From Granada, we took a bus, then a fast train to Madrid!! Above and 3 pictures below is San Jeronimo el Real, (St. Jerome the Royal), a 16th century Roman Catholic Church. Above and below are pictures of Plaza Mayor, built during Philip III’s reign (1598-1621), with a bronze statue of King Philip III on a horse at the center of the square. Above is a sculpture of Icarus. In Greek mythology, his father, Daedalus, made wings for Icarus and himself to fly out of their dungeon, but Icarus flew too high, causing the wax in his wings to melt and he fell out of the sky and drowned in the ocean.
Below are pictures of the Church of the Sacrament (17th century Baroque style), changed to Military Cathedral of Spain in 1980 and the seat of the Military Archbishop of Spain. Above is Plaza de la Villa, one of the oldest squares in Madrid, dating back to the Middle Ages.
Above and below are the Trifuno Gardens with Monument to the Virgin Dinner was 10 tapas (Spanish starters) for 10 euros (about 12 US dollars)!! And the above starters were included with the drinks! AWESOME!!! Views walking toward our hotel.
A very enjoyable day!
Today we began with mass at the Cathedral of Granada, built with Spanish Renaissance and Baroque designs.
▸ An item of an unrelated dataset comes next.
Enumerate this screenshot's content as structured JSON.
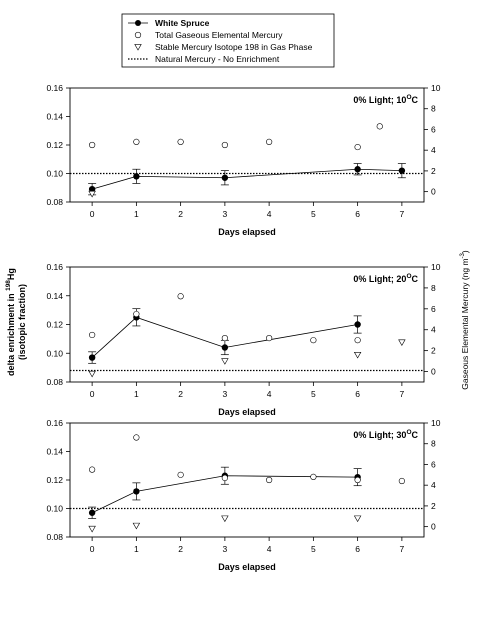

Foundations were started in 1518, but took 181 years to be built. So beautiful, huge and elaborate! We then walked around the streets of Granada on our way to Alhambra. Below is the arch to Alcaiceria, the Ancient Arabic Marketplace near the cathedral. Above is Puerta de Elvira, moorish archway.
Then we began our tour of Alhambra, a huge complex originally constructed as a small fortress in 889 AD. Rebuilt in the 13th century into the current palace with walls. Alhambra became a Royal court and Christian palace in 1492, when the Catholic monarchs, Ferdinand and Isabella conquered the city of Granada for Spain. It is now a major tourist attraction, largest Moorish palace in Europe and a UNESCO World Heritage site.
The Nazari Palaces are the Royal Complex of large courtyards, rooms and gardens, used for business, administration, and the Harem for wives and mistresses of the Berber monarchs. Beautiful scrolls, intricate woodwork, mosaics, and detailed interior walls.
Below are the Court of the Lions and Fountain of Lions, where each hour, 1 white marble lion out of the 12 would produce water from its mouth, an ingenious hydraulic system for their time. The white marble was to represent strength, power and sovereignty. Next, Hall of the Kings. Back to walking more of the complex to the Gardens! At the end of this wonderful day, we splurged when we found a place with margaritas!!